Jawab: Dalam teori gay Rublin yang menganalogikan orientasi seksual dalam bentuk lingkaran bertahap. Lingkaran dalam adalah manusia dengan orientasi heteroseksual atau normal sementara lingkaran luar adalah kelompok homeseksual. Lingkaran luar menunjukkan orang yang tidak normal karena tidak termasuk dalam golongan heteroseksual. Oleh karena itu, apabila terdapat berita dari pelaku yang berada di luar lingkaran inti maka akan lebih diekspose.
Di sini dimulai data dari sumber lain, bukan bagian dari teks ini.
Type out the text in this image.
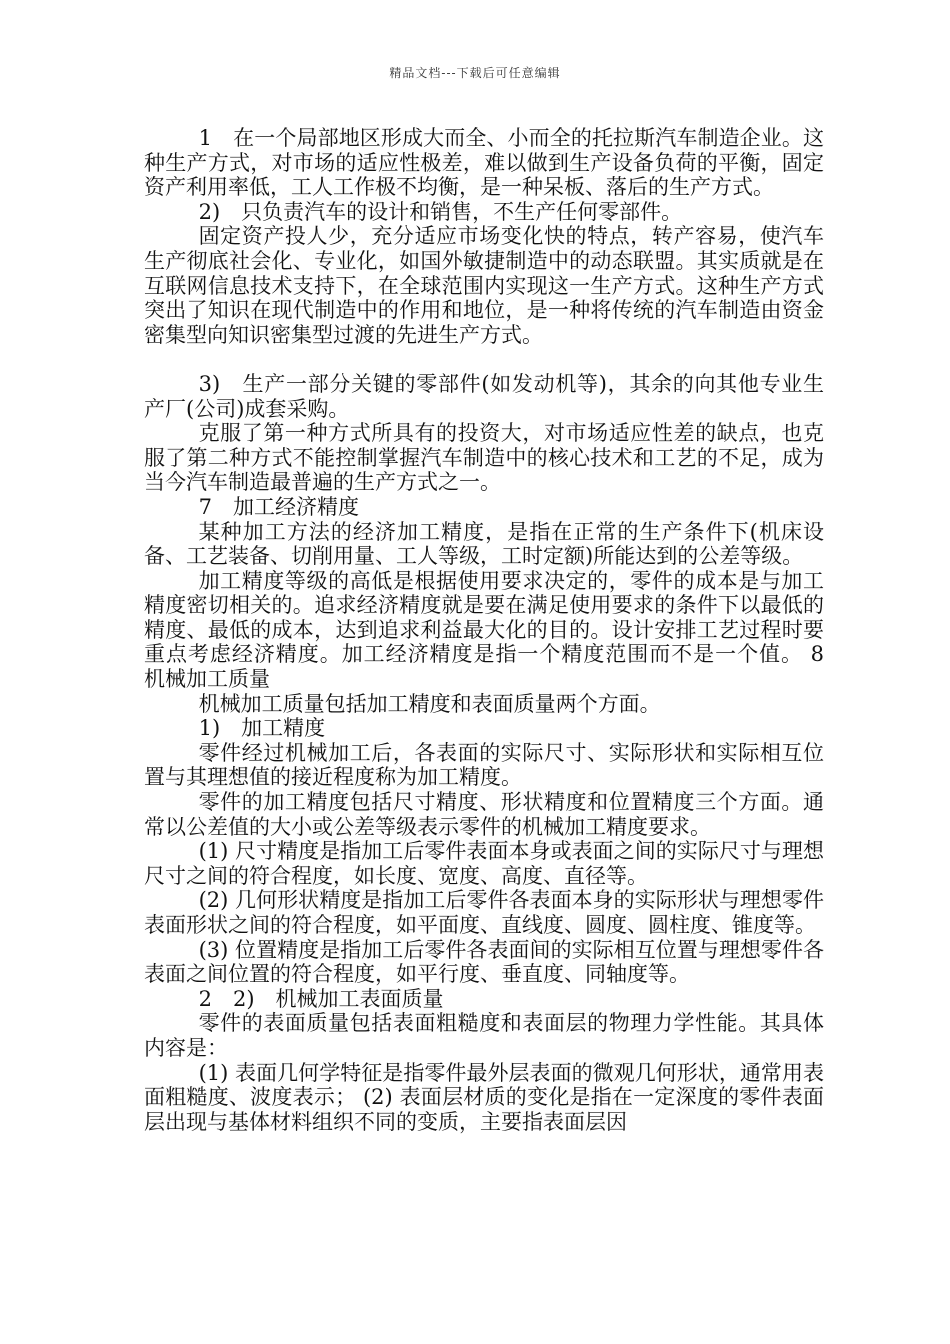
精品文档---下载后可任意编辑

1　在一个局部地区形成大而全、小而全的托拉斯汽车制造企业。这种生产方式，对市场的适应性极差，难以做到生产设备负荷的平衡，固定资产利用率低，工人工作极不均衡，是一种呆板、落后的生产方式。

2)　只负责汽车的设计和销售，不生产任何零部件。

固定资产投人少，充分适应市场变化快的特点，转产容易，使汽车生产彻底社会化、专业化，如国外敏捷制造中的动态联盟。其实质就是在互联网信息技术支持下，在全球范围内实现这一生产方式。这种生产方式突出了知识在现代制造中的作用和地位，是一种将传统的汽车制造由资金密集型向知识密集型过渡的先进生产方式。

3)　生产一部分关键的零部件(如发动机等)，其余的向其他专业生产厂(公司)成套采购。

克服了第一种方式所具有的投资大，对市场适应性差的缺点，也克服了第二种方式不能控制掌握汽车制造中的核心技术和工艺的不足，成为当今汽车制造最普遍的生产方式之一。

7　加工经济精度

某种加工方法的经济加工精度，是指在正常的生产条件下(机床设备、工艺装备、切削用量、工人等级，工时定额)所能达到的公差等级。

加工精度等级的高低是根据使用要求决定的，零件的成本是与加工精度密切相关的。追求经济精度就是要在满足使用要求的条件下以最低的精度、最低的成本，达到追求利益最大化的目的。设计安排工艺过程时要重点考虑经济精度。加工经济精度是指一个精度范围而不是一个值。 8　机械加工质量

机械加工质量包括加工精度和表面质量两个方面。

1)　加工精度

零件经过机械加工后，各表面的实际尺寸、实际形状和实际相互位置与其理想值的接近程度称为加工精度。

零件的加工精度包括尺寸精度、形状精度和位置精度三个方面。通常以公差值的大小或公差等级表示零件的机械加工精度要求。

(1) 尺寸精度是指加工后零件表面本身或表面之间的实际尺寸与理想尺寸之间的符合程度，如长度、宽度、高度、直径等。

(2) 几何形状精度是指加工后零件各表面本身的实际形状与理想零件表面形状之间的符合程度，如平面度、直线度、圆度、圆柱度、锥度等。

(3) 位置精度是指加工后零件各表面间的实际相互位置与理想零件各表面之间位置的符合程度，如平行度、垂直度、同轴度等。

2　2)　机械加工表面质量

零件的表面质量包括表面粗糙度和表面层的物理力学性能。其具体内容是：

(1) 表面几何学特征是指零件最外层表面的微观几何形状，通常用表面粗糙度、波度表示； (2) 表面层材质的变化是指在一定深度的零件表面层出现与基体材料组织不同的变质，主要指表面层因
Selain itu, media juga akan mendapatkan informasi yang lebih menarik jika mencantumkan status gay dalam pelaku, karena akan membuat pembaca lain lebih penasaran dan pada akhirnya membeli atau menyaksikan laporan berita tersebut.
Tanya: Bilamana orang dapat mengetahui dan menyadari bahwa bahasa yang disampaikan atau didengarkan itu merupakan bahasa seksis?
Jawab: Kemunculan bahasa seksis juga harus melihat konteks pembicaraan. Bisa jadi antara individu satu dengan individu lain memaknai sebuah bahasa atau kata sebagai bahasa seksis secara berbeda. Dengan kata lain bahasa seksis juga bersifat relatif, tergantung dari sejauh mana pengetahuan dan daya kritis yang dimiliki oleh seorang. Dapat pula dikatakan bahwa bahasa seksi juga dapat terjadi tatkala dalam dialog (perbincangan antara dua orang atau lebih) yang di dalamnya terdapat satu individu yang berusaha dikuasai oleh individu yang lain. Singkatnya, bahasa yang digunakan oleh satu individu berusaha untuk mempersuasi dan menguasai individu lawan bicaranya. Oleh sebab itu, bahasa seksis juga terkait dengan posisi individu sebagai superordinat dan subordinat.
Tanya: Gay juga memiliki bahasa atau kode tersendiri dalam berkomunikasi dengan sesama gay. Apakah hal tersebut termasuk bahasa yang seksis?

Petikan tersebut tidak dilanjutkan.